AXA IM conducted a back test of portfolio performance over almost five years and found a combined smart beta ESG strategy portfolio would have outperformed both the MSCI world index as well as a smart beta strategy on its own.
The ESG smart beta equity portfolio used for this study was formed by passing the AXA IM smart beta equity strategy through four filters, including earnings sustainability, volatility, speculation and distress.
The portfolio was then diversified to remove high concentration in large companies and weightings of the smart beta index were adjusted based on each stock’s ESG score.
AXA IM global head of responsible investment Matt Christensen said while there has been limited academic research on the compatibility of ESG and smart beta, AXA IM’s study indicates the combination of the two approaches can “offer investors a lower total risk and higher return than index investing, along with improved diversification and strong ESG performance”.

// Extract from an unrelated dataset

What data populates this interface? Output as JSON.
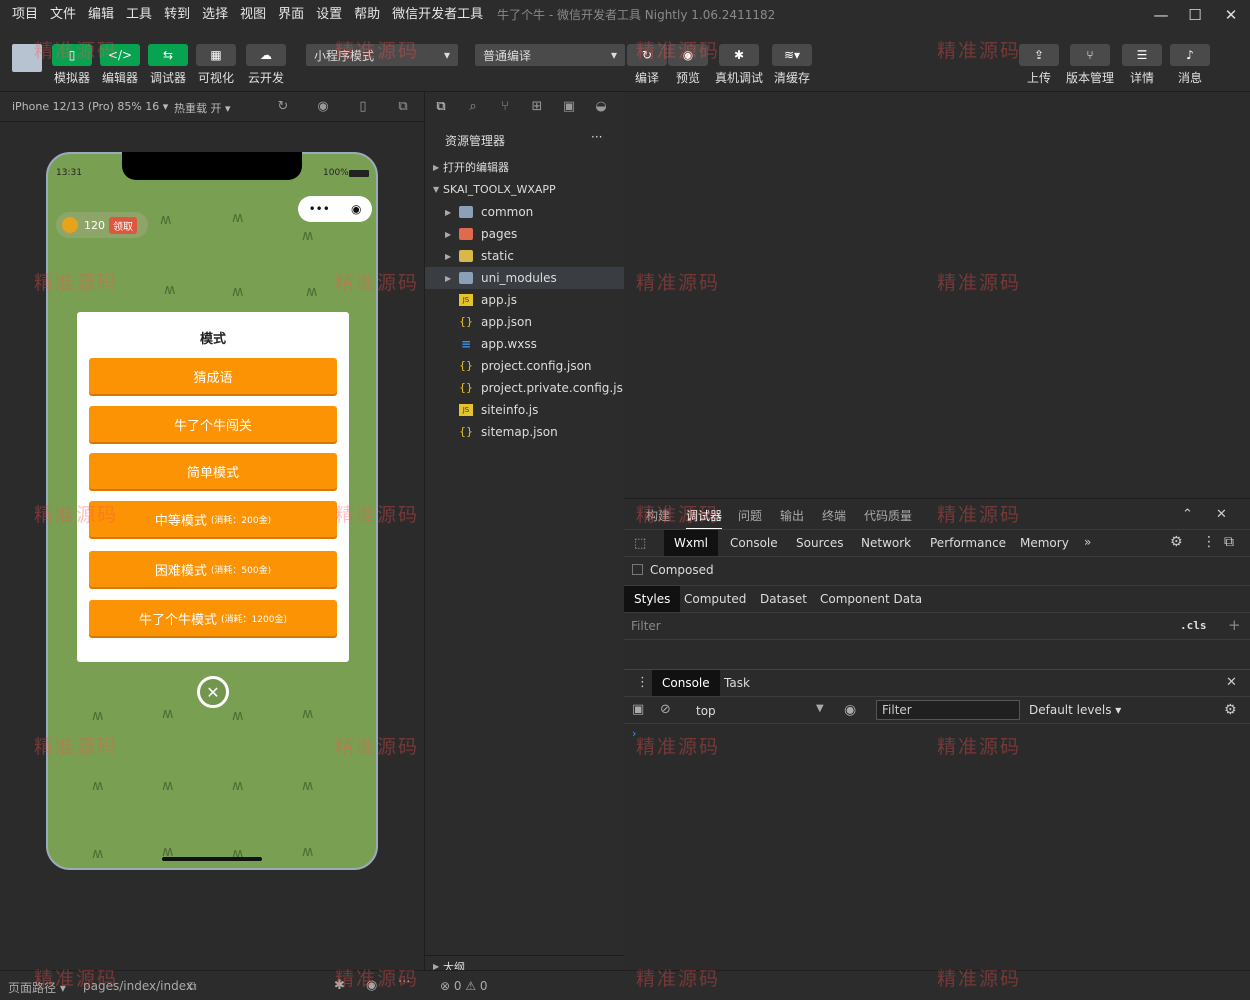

“They may seem unrelated, but both approaches reflect a move by investors away from the unintentional and often uncompensated risks associated with traditional index tracking,” said Mr Christensen.
Both approaches also demonstrate a “greater willingness by investors to make their own determinations about desired exposures, risks and expected returns”, he said.
AXA IM believes the overall improvement in risk and return may make an ESG smart beta investment strategy attractive to investors looking to capture both financial and ESG performance in the long term.
AXA IM's director for Australia and New Zealand, Craig Hurt, said overlaying the two strategies is a “relatively novel concept” and that the results will encourage the industry to consider smart beta and ESG in tandem.
“Now that we have addressed MSCI, our next area to investigate is to include emerging markets and test this approach in an All Country World Index (ACWI) sense,” said Mr Hurt.